Mr. FALLOWS: That certainly is the case that in even the most benign of recessions the last thing to improve is the employment rate. Because employers naturally wait to see if the business has come back and the risks have gone down. They think, okay, now we can expand the workforce.
So, even in the best circumstances it would take a while and it's possible this rate, already very high, could go up further.
RAZ: Jim, tomorrow on this program, we will be marking the 20th anniversary - a day before rather - of the fall of the Berlin Wall. It happened on November 9th, 1989. Since then, of course, America's foreign policy focus has been totally different.
Mr. FALLOWS: It certainly has. And while, of course, the change in the former eastern bloc is the greatest of any in the world over the last 20 years, I'm struck that what people said 20 years ago about the effect on the U.S. is, if anything, understated. That for the previous four decades, our foreign policy had been aligned mainly around containing the Soviet Union. Everything domestically and militarily and rhetorically and all the rest had that as organizing principle.
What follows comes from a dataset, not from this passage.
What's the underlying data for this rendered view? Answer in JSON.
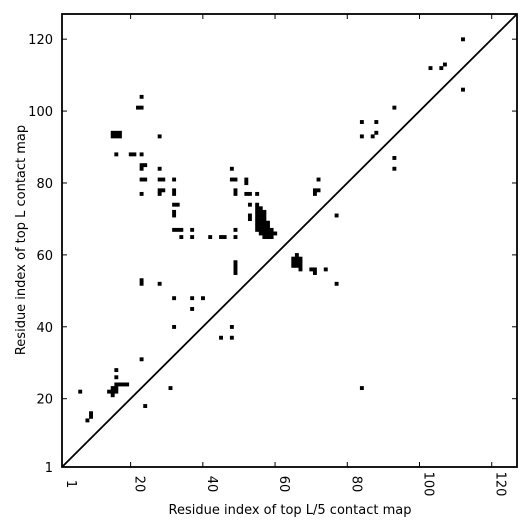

With the absence of the Soviet Union, number one, we have all this kind of random threat coming around the world, whether it's nuclear proliferation or terrorism or failed states or all the rest. And since that time, economic challenges have loomed larger and larger. The fall of the Soviet Union was the last time we had a weaker economic challenge to worry about. But now, we have Japan 20 years ago, China, India and the rest now.
RAZ: That's our news analyst James Fallows. Jim, thanks so much for coming in.